Sewing for my daughter was so much fun when she was little. I’d mix colors and patterns, add on some appliques and she’d have a one-of-a-kind dress or shirt she was proud to wear. “My mama made it!” was a good thing.
But now she’s 13 and things are…. different.
Mostly she just wants clothes from the mall, just like all the other kids her age. But every now and then I get a request for a mama made garment. I made a bathing suit for her last summer, and then this fall I made the dress she wore to the Holly Ball.
What I’ve learned from the few projects she allows me to make for her is that sewing for teens is very different than sewing for little girls. It’s taken some hits and misses, some successes and some sewing fails, but now I think I’ve got a handle on sewing for teen girls.
So if you’re moving in to the realm of teenhood in your house, here are my best tips for sewing for a teen girl:
Take measurements and take them often. Just because you got your teen’s measurements last month doesn’t mean they’re still accurate. Their bodies change quickly, especially the younger teens, so before you start make sure you’re working with an accurate set of measurements.

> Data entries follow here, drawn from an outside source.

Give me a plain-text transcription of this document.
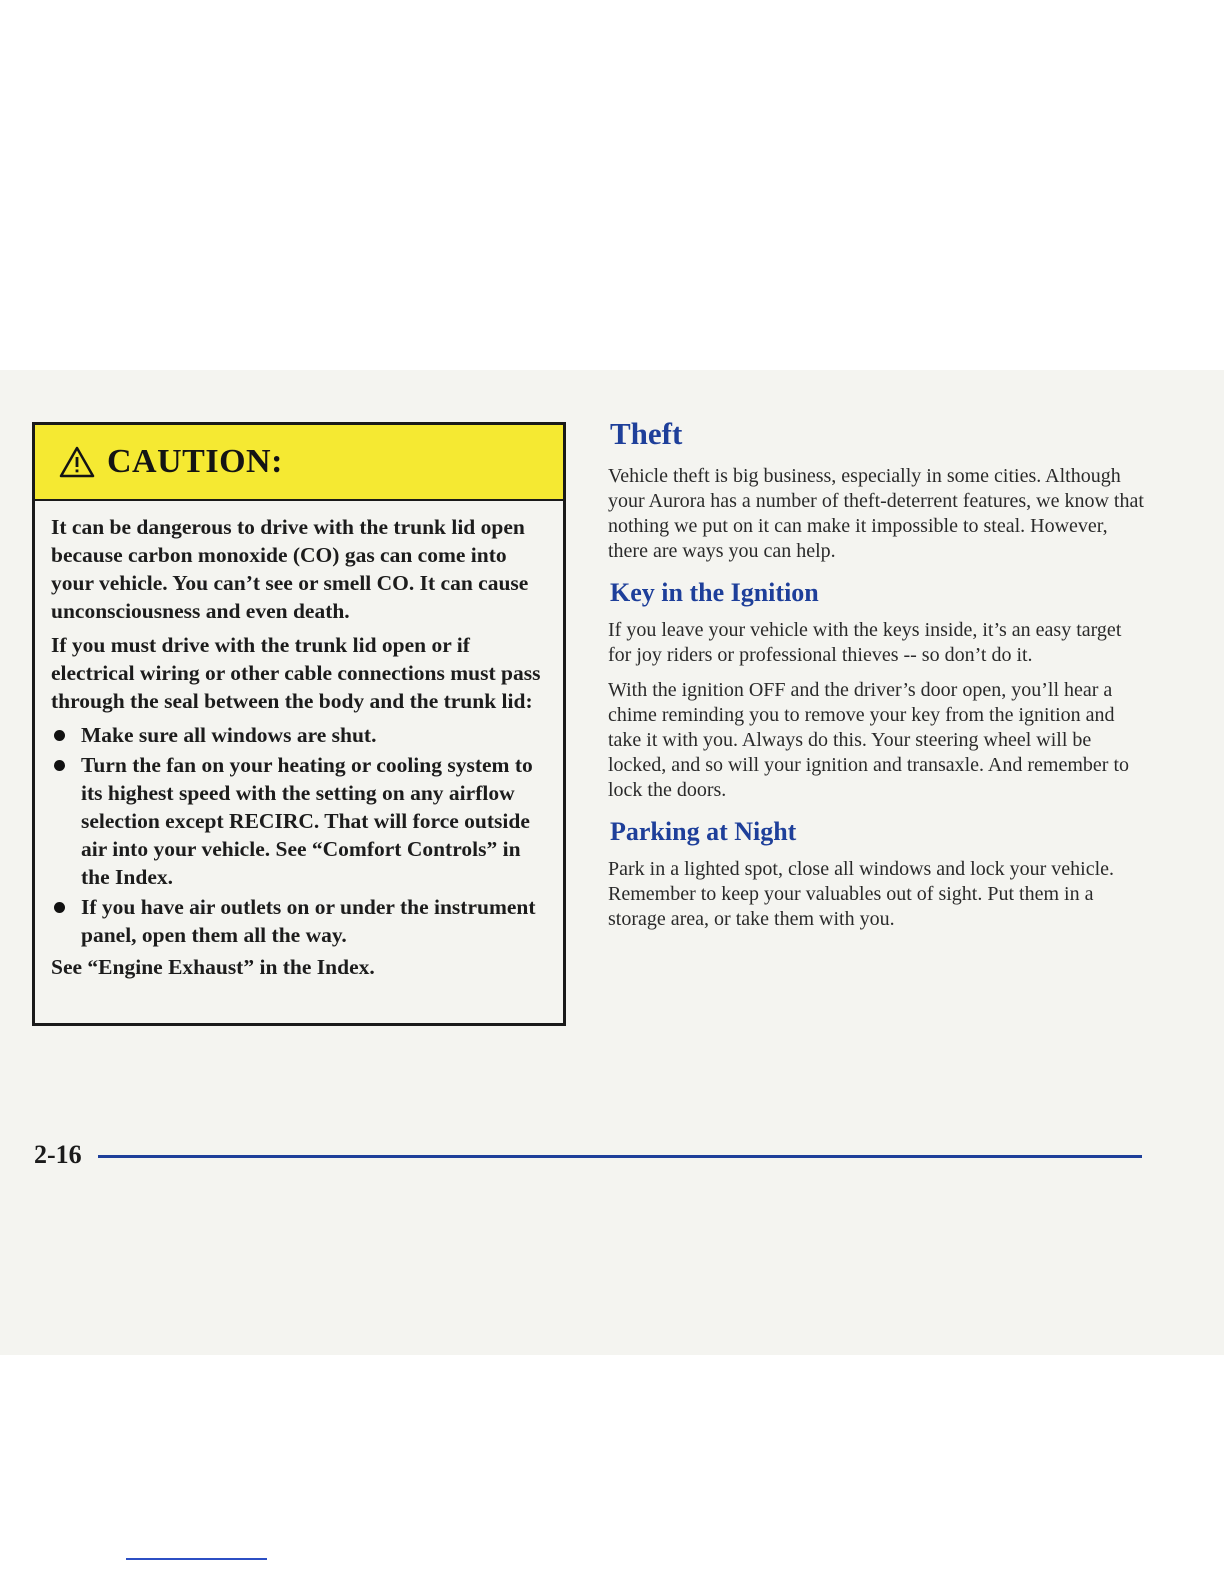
CAUTION:

It can be dangerous to drive with the trunk lid open because carbon monoxide (CO) gas can come into your vehicle. You can’t see or smell CO. It can cause unconsciousness and even death.

If you must drive with the trunk lid open or if electrical wiring or other cable connections must pass through the seal between the body and the trunk lid:

Make sure all windows are shut.
Turn the fan on your heating or cooling system to its highest speed with the setting on any airflow selection except RECIRC. That will force outside air into your vehicle. See “Comfort Controls” in the Index.
If you have air outlets on or under the instrument panel, open them all the way.

See “Engine Exhaust” in the Index.

Theft

Vehicle theft is big business, especially in some cities. Although your Aurora has a number of theft-deterrent features, we know that nothing we put on it can make it impossible to steal. However, there are ways you can help.

Key in the Ignition

If you leave your vehicle with the keys inside, it’s an easy target for joy riders or professional thieves -- so don’t do it.

With the ignition OFF and the driver’s door open, you’ll hear a chime reminding you to remove your key from the ignition and take it with you. Always do this. Your steering wheel will be locked, and so will your ignition and transaxle. And remember to lock the doors.

Parking at Night

Park in a lighted spot, close all windows and lock your vehicle. Remember to keep your valuables out of sight. Put them in a storage area, or take them with you.

2-16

Minimize fitting sessions. Obviously you’ll need at least one fitting session while sewing the garment, but keep them as brief and painless as possible. My daughter HATES a fitting session. It makes her feel awkward to wear a half-finished garment that may or may not fit. I’ve learned to be efficient during a quick fitting session. Also make sure any language about fit is 100% body positive.
Listen to what she wants. Let your teen be the designer. You are the production department. My teen will dismiss or actively dislike just about anything I suggest, just because I was the one who suggested it. Mama is just not cool any more. So I let her tell me what she wants, and unless her wishes are inappropriate or unworkable I’ll keep my opinions to myself. And when you can bring their designs to fruition, you’ll get rock star mom points. But….

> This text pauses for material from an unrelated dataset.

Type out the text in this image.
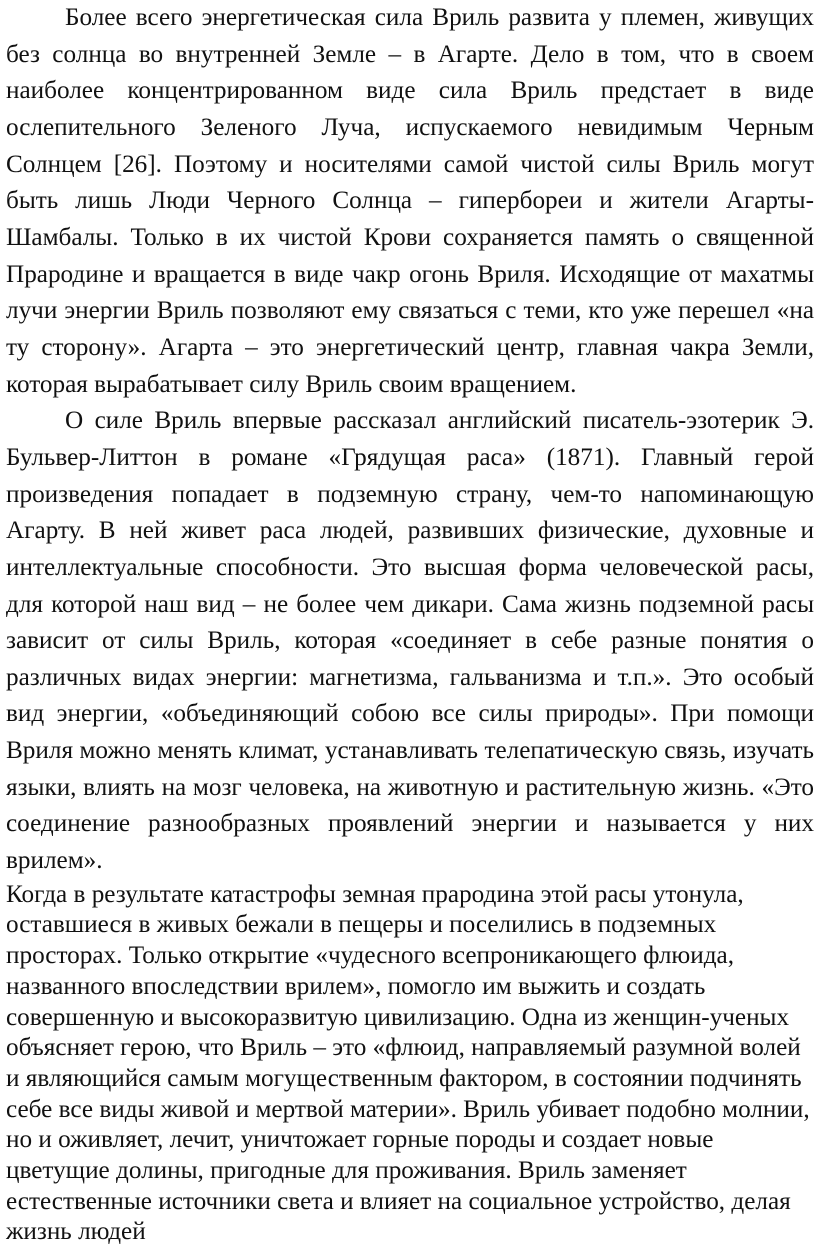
Более всего энергетическая сила Вриль развита у племен, живущих без солнца во внутренней Земле – в Агарте. Дело в том, что в своем наиболее концентрированном виде сила Вриль предстает в виде ослепительного Зеленого Луча, испускаемого невидимым Черным Солнцем [26]. Поэтому и носителями самой чистой силы Вриль могут быть лишь Люди Черного Солнца – гипербореи и жители Агарты-Шамбалы. Только в их чистой Крови сохраняется память о священной Прародине и вращается в виде чакр огонь Вриля. Исходящие от махатмы лучи энергии Вриль позволяют ему связаться с теми, кто уже перешел «на ту сторону». Агарта – это энергетический центр, главная чакра Земли, которая вырабатывает силу Вриль своим вращением.

О силе Вриль впервые рассказал английский писатель-эзотерик Э. Бульвер-Литтон в романе «Грядущая раса» (1871). Главный герой произведения попадает в подземную страну, чем-то напоминающую Агарту. В ней живет раса людей, развивших физические, духовные и интеллектуальные способности. Это высшая форма человеческой расы, для которой наш вид – не более чем дикари. Сама жизнь подземной расы зависит от силы Вриль, которая «соединяет в себе разные понятия о различных видах энергии: магнетизма, гальванизма и т.п.». Это особый вид энергии, «объединяющий собою все силы природы». При помощи Вриля можно менять климат, устанавливать телепатическую связь, изучать языки, влиять на мозг человека, на животную и растительную жизнь. «Это соединение разнообразных проявлений энергии и называется у них врилем».

Когда в результате катастрофы земная прародина этой расы утонула, оставшиеся в живых бежали в пещеры и поселились в подземных просторах. Только открытие «чудесного всепроникающего флюида, названного впоследствии врилем», помогло им выжить и создать совершенную и высокоразвитую цивилизацию. Одна из женщин-ученых объясняет герою, что Вриль – это «флюид, направляемый разумной волей и являющийся самым могущественным фактором, в состоянии подчинять себе все виды живой и мертвой материи». Вриль убивает подобно молнии, но и оживляет, лечит, уничтожает горные породы и создает новые цветущие долины, пригодные для проживания. Вриль заменяет естественные источники света и влияет на социальное устройство, делая жизнь людей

Don’t expect visible gratitude. Every time my daughter approaches me with a sewing request, I get this fantasy in my head where I will produce the wished-for item and she’ll look at me with hearts in her eyes and tell me I’m the BEST. Yeah…. That’s probably not going to happen. But that doesn’t mean they don’t deep down appreciate what you’ve done for them. When I showed my daughter the finished Holly Ball dress, her reaction was just a short nod of approval before going back to her phone conversation. BUT… a few days later, when we were on our way to the event, she tells me, “It’s so nice to have a dress that fits and is comfortable!” That was her 13-year-old version of hearts in the eyes gratitude, and I will gladly take it.
Go the extra mile. Take the time to make sure your seams match up and they’re finished nicely, as much like ready-to-wear as you can do on your home machine. Splurge on good fabric and quality materials. It will show in your final product. When I was making the Holly Ball dress for my daughter, she was afraid other girls would look down their nose at the dress I made. So instead of buying a cheap polyester taffeta from the chain fabric store, I ordered a silk taffeta from Mood. Not only was it a nicer fabric but the fact that it came from Mood gave it the cool factor she was looking for.

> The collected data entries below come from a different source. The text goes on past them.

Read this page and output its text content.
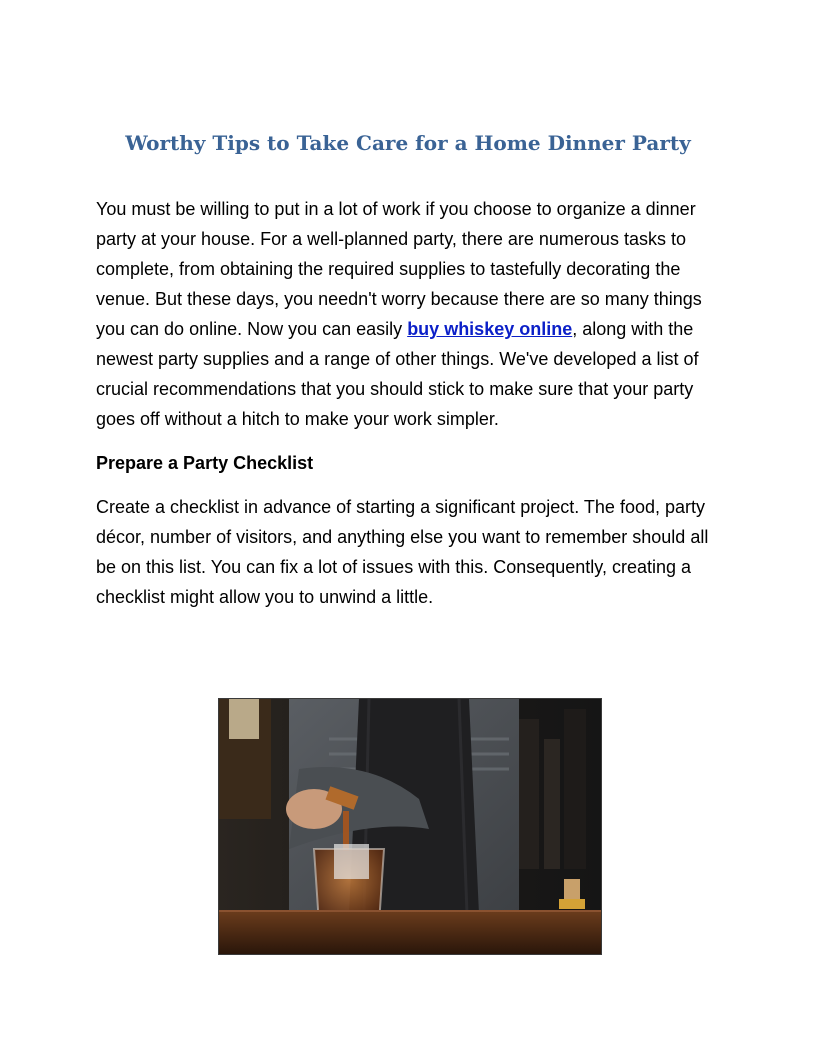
Worthy Tips to Take Care for a Home Dinner Party

You must be willing to put in a lot of work if you choose to organize a dinner party at your house. For a well-planned party, there are numerous tasks to complete, from obtaining the required supplies to tastefully decorating the venue. But these days, you needn't worry because there are so many things you can do online. Now you can easily buy whiskey online, along with the newest party supplies and a range of other things. We've developed a list of crucial recommendations that you should stick to make sure that your party goes off without a hitch to make your work simpler.

Prepare a Party Checklist

Create a checklist in advance of starting a significant project. The food, party décor, number of visitors, and anything else you want to remember should all be on this list. You can fix a lot of issues with this. Consequently, creating a checklist might allow you to unwind a little.
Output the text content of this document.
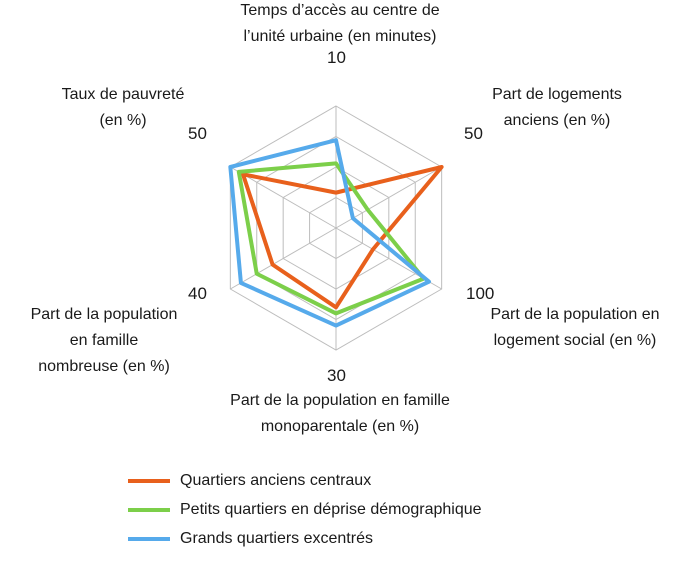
Temps d’accès au centre de
l’unité urbaine (en minutes)
Part de logements
anciens (en %)
Part de la population en
logement social (en %)
Part de la population en famille
monoparentale (en %)
Part de la population
en famille
nombreuse (en %)
Taux de pauvreté
(en %)
10
50
100
30
40
50
Quartiers anciens centraux
Petits quartiers en déprise démographique
Grands quartiers excentrés
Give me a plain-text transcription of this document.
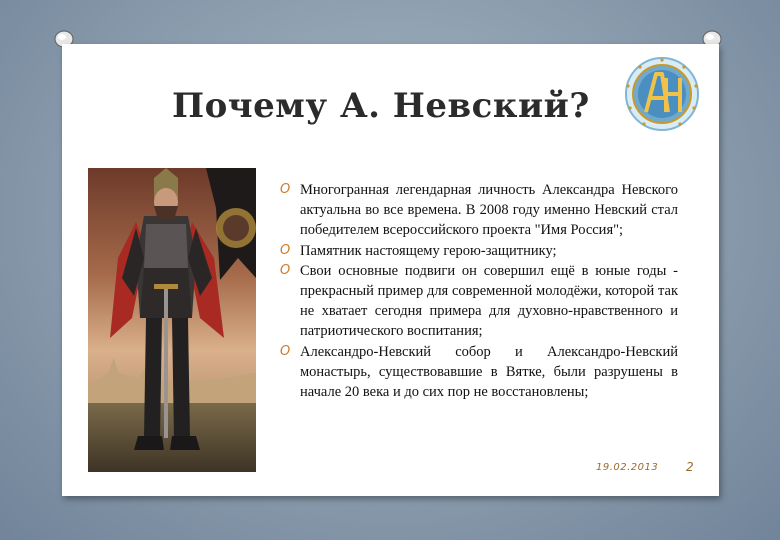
Почему А. Невский?
O Многогранная легендарная личность Александра Невского актуальна во все времена. В 2008 году именно Невский стал победителем всероссийского проекта "Имя Россия";
O Памятник настоящему герою-защитнику;
O Свои основные подвиги он совершил ещё в юные годы - прекрасный пример для современной молодёжи, которой так не хватает сегодня примера для духовно-нравственного и патриотического воспитания;
O Александро-Невский собор и Александро-Невский монастырь, существовавшие в Вятке, были разрушены в начале 20 века и до сих пор не восстановлены;
19.02.2013 2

Custom made not home made. When all the cool clothes come from the mall, it can be embarrassing for your teen to tell their friends their clothes are home made. But that doesn’t mean they should be ashamed of what you’ve made them. It’s just a matter of how you refer to it. “Custom made” has a nicer ring, doesn’t it? “Home made” feels like what you do when you can’t afford the clothes you want, but “custom made” lets everyone know that something was designed and made specifically for them. It also allows them to have free rein in being able to make and design clothes that they love, instead of just buying them because they need new clothes and have no other choice. Who knows, it may even lead to them designing and printing their own shirts with somewhere like this custom t-shirt Houston company in the future, just like my friend has done. And hers look great. When you “custom make” your own clothes, it can open up a variety of different avenues, so it could work out for the best. And if they’re making clothes that they love, then isn’t that what truly matters?
This is what I’ve learned so far sewing for my teen. I’m sure I’ll have more to add as we move through the teen years. Do you have any more tips for sewing for teens?